Love and scandal are the best sweeteners of tea. —Henry Fielding

12 November 2014

The Maze Runner

I was into The Maze Runner for most of its running time.

The moment it tries to explain why the maze exists, why whomever is in charge is actually murdering many, many children, this film totally goes off the rails and loses any semblance of credibility.

But none of that really mattered to me while watching. The movie is about a this cute young man (Dylan O'Brien) who runs really fast and doesn't listen to any of the garbage that his society feeds him. He does things his own way.

The trick of The Maze Runner is to create a series of metaphors for consciousness. The boys (a whole bunch of racially diverse but not linguistically diverse young men most of whom look to be about 21) all live in the middle of this maze and according to the rules of the boys' society, they don't really ask questions about this. They just "do their duty" or something (I wasn't really listening.)

Outside of where they live ("the grove", they call it) is a giant maze, with enormous cyborg spider-creatures. And there's also another way the maze can kill them – there's some kind of weird poison that the spider cyborgs sting them with, but there are other ways of administering this poison that I didn't fully understand, as well.

Into this maze throw a young, eager, white boy who wants to know what is beyond. He "doesn't want to live like this". He knows "there's more out there for us". He doesn't follow the rules. And he's also not afraid. In short, he is totally badass and he's gonna get them out of this maze.

How is his hair always coiffed?
Where does he get the product?
The grove inside of the maze is a metaphor, right? For our own culture and the way that we accept the norms and mores of our society. We should all be like the little maze runner, and do what we feel is right, bucking tradition and rejecting what we understand as our own level of consciousness in favor of feelings that we have about how society really ought to work.

The maze, of course, is rusty metal and stone and filled with cyborg spiders. There are all sorts of terrifying ways it could kill a young twentysomething. But once they all get out of the maze, we are told that it was all a test, a trick. Whoever is in charge – big government? scientists? – was just testing the young men.

This means there is A) more to come (sequel!) and B) all of this is a metaphor for yet another level of consciousness. The explanations this movie offers at the end are basically more dei ex machina. We aren't going to make sense of this movie for you viewers out there, but we will be sure to tell you that we haven't told you all of the things that we the filmmakers know. Come back for the sequel and we promise to tell you more things! As for this being a metaphor for yet another level of cultural conditioning, the maze runner breaks through one thing that he understands, rejecting the culture of the boys at the center of the maze, but then there is the culture outside the maze – the science and testing and whatever will happen in the sequel. So far even the maze runner seems to believe that this is "real". But he is a badass and a rebel, so I'm sure he'll figure out, like Michel Foucault, that there is no outside of biopower or, like Guy Debord, that this is all the spectacle.
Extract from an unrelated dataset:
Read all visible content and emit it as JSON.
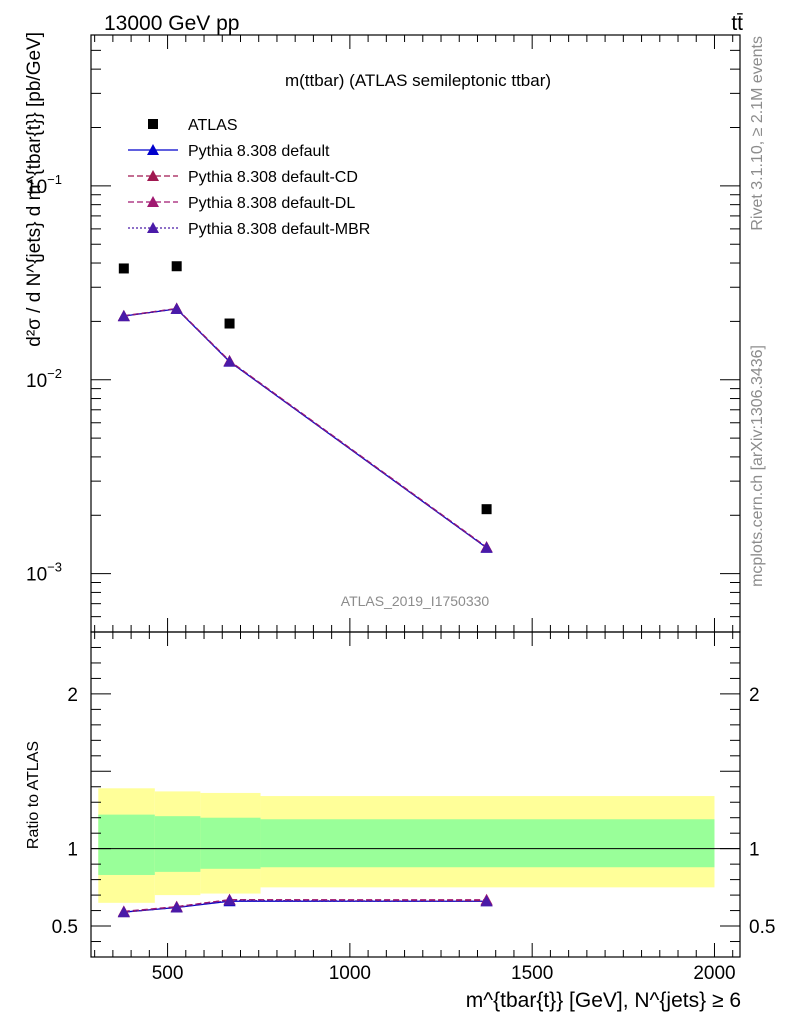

I am being really sarcastic, I know, but this is a really bad movie.

Yet... it is not without its pleasures. The movie is good and scary at points, and all of the attractive young people are doing their best with the bad dialogue on their lips and the green screens behind them. It moves quickly, and it isn't too sentimental. It is also almost pure action – no pining away for younger sisters whom one has left behind, no falling in love, no sad parents. It's asinine, but I kinda liked it.